Students attending the session Planting Seeds of Hope-Suicide Prevention were surprised that Montana was rated #3 nationally for the incidence of suicide. Bullying is a key factor in the prevalence of teen suicide. Other contributing factors are isolation and poverty. Students said it is important to bring this issue out into the open so it can be dealt with.
Other topics like Traditional Uses of Plants, Changing Roles of Indian Men and Women through Time, The Role of the Buffalo in Traditional and Contemporary Times, and Indian Boarding Schools grounded students in Indian life and history, and paved the way for understanding contemporary issues of Indians dealing with health, land use and stewardship, and relations between tribal governments and Montana and U.S. Governments.
Teachers and students participated in various classroom activities both before and after the Medicine Wheel Project that reviewed the Indian Education for All Essential Understandings, tied session subjects to class topics that have been taught this year, and examined the connection and relevancy of multi-cultural understanding to their lives.
Basketball – Varsity - Both Men and Women
• Feb. 28-March 3, 2012 Play-offs for High School Basketball
• March 8-10, 2012 State Basketball at MSU Bozeman
Grants & Funding Opportunities
Do Something Awards
Since 1996, DoSomething.org has honored the nation's best young world-changers. Maximum award: a community grant of $100,000, media coverage, and continued support from DoSomething.org.

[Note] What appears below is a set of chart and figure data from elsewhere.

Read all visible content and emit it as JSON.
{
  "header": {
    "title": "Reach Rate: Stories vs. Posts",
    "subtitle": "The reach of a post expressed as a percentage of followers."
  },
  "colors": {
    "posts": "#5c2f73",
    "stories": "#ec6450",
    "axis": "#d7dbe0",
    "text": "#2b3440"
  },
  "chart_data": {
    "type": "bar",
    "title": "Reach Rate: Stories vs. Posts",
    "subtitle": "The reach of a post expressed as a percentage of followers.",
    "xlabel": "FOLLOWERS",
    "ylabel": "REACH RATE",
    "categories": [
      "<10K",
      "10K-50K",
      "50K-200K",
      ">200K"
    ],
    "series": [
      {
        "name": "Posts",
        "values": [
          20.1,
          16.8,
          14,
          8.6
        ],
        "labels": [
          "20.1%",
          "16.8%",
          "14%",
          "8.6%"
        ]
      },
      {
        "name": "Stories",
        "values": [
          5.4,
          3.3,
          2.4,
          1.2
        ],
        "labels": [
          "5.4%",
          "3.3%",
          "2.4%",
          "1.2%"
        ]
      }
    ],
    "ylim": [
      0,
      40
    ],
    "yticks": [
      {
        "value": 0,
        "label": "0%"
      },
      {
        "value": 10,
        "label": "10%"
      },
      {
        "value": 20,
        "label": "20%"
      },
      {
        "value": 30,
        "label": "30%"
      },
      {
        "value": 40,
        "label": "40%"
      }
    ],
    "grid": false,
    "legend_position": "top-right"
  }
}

Eligibility: youth ages 25 and under.
Deadline: March 1, 2012.
ESU: Fellowships for American High School Teachers
English-Speaking Union of the United States British Universities Summer School fellows have the opportunity to perform on the stage of the Globe Theatre during Teaching Shakespeare in Performance at Shakespeare's Globe, London, England. The University of Oxford offers a variety of English Literature courses, as well as courses in Creative Writing and History, Politics and Society. Scottish Universities International Summer School (SUISS) program, based in Edinburgh, offers Literature in Twentieth-Century Britain and Creative Writing. Maximum award: full or partial scholarship to study in Britain, which includes tuition, most meals, and dorm room with shared bath. Eligibility: high school teachers with five to fifteen years of experience who will teach the following year.
Deadline: March 2, 2012.
NABT: Ron Mardigian Biotechnology Teaching Award
The National Association of Biology Teachers Ron Mardigian Biotechnology Teaching Award (sponsored by Bio-Rad Laboratories) recognizes an educator who has demonstrates outstanding and creative teaching of biotechnology in the classroom. The award may be given for either a short-term series of activities or a long integration of biotechnology into the curriculum. The lessons must include active laboratory work and encompass major principles as well as processes of biotechnology. Topics may include any aspect of basic DNA or protein biotechnology or immunology or applied biotechnology in areas such as medical, forensic, plant and environmental biotechnology. Criteria for selection include creativity, scientific accuracy and currency, quality of laboratory practice and safety, ease of replication, benefit to students, and potential significance beyond the classroom. Maximum award: recognition; a one-year complimentary NABT membership; and $1,500 (up to $500 toward travel to the NABT Professional Development Conference, $500 in Bio-Rad materials, and $500 toward general science supplies). Eligibility: secondary school teachers or undergraduate college biology instructors.